Cervantes, hakikatte öyle olmadığı halde, ünlü kişilere atfedilerek, süslü sözlerle doldurulmuş olan ve böylece yazarının aslında okura karşı sahtekarlık yapmış olduğu dönemin şövalyelik romanlarını eleştirir. Ona göre bu tür hilekâr tutumlar yerine, yazar özgün olabilmeli ve bu uğurda gerektiğinde yerleşik kalıplarla kavga ederek ve okuru aldatmaksızın ona ulaşabilmelidir. Cervantes’in yine roman kahramanları üzerinden, eski dönemi temsil eden şövalyelik romanlarına yönelik eleştiride bulunurken, "akıllıca sanattan mahrum" bu eserlerin, gereksiz kimseler gibi Hristiyanlık topraklarından kovulması gerektiğinin belirtilmesi dikkat çekicidir.[6]

La Mancha ilinde yaşayan 50'li yaşlarında bir aristokrat olan Alonso Quijano, şövalye kitaplarına takıntılıdır. O kadar çok okur ki, sonunda çıldırır. Fakat sadece şövalyelerle ilgili konularda çıldırmıştır, diğer konularda ise son derece akıllı bir asilzadedir. Quijano şövalye kitaplarını okuya okuya iyice onlara özenir. Dedesinden kalma zırh, kılıç vs aletleri temizler, kendi gibi sıska olan atını da eyerleyip yola çıkar. Sonra komşusu Sancho Panza'yı vali yapma vaatleriyle kandırıp kendine silahtar yapar. Bir köylü kızını da sevgilisi ilan eder. Ve her şeyini bırakıp yollara düşer.

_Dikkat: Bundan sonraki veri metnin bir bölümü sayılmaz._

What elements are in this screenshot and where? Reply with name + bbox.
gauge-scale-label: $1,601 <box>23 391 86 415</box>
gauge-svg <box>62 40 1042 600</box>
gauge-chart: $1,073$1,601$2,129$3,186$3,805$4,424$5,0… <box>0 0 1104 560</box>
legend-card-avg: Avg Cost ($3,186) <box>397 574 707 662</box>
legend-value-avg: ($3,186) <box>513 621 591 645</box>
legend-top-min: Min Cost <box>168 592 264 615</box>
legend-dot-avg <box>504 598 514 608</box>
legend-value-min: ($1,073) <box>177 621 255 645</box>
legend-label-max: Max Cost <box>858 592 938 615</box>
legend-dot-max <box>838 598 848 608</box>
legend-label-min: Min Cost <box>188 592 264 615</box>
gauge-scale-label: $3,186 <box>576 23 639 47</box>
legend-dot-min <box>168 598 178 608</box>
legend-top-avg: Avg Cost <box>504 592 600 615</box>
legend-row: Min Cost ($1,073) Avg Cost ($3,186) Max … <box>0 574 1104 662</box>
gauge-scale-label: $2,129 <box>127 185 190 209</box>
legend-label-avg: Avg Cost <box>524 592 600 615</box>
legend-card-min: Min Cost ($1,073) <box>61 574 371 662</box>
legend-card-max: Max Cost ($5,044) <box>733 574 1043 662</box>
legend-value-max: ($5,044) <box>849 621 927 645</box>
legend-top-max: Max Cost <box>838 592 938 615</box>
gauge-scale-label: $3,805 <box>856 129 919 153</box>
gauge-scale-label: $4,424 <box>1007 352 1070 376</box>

İspanya edebiyat tarihinin en önemli ismi sayılan Cervantes, Don Quijote'yi İspanyolca yazmıştır. İspanyolca ismin Türkçe telaffuzu Don Kişot değil, Don Kihote'dir.[6] Türkiye'de neden doğru kullanılmadığı sorusu ise şöyle açıklanabilir: Fransız İhtilali'nin Osmanlı İmparatorluğu üzerindeki etkileri ve sonrasında yavaş yavaş nükseden Fransız hayranlığı neticesinde, birçok Fransızca eser Osmanlı'nın ilgi odağına yerleşti. Tanzimat döneminde Don Quijote'nin Fransızca baskıları (Don Quichotte) okunurdu. Eserin Fransızca'daki telaffuzu ise Don Kişot'tur. Dolayısıyla yapılan ilk çevirilerde Don Quijote'nin dilimize aktarımı çevirinin çevirisi biçiminde ilerledi.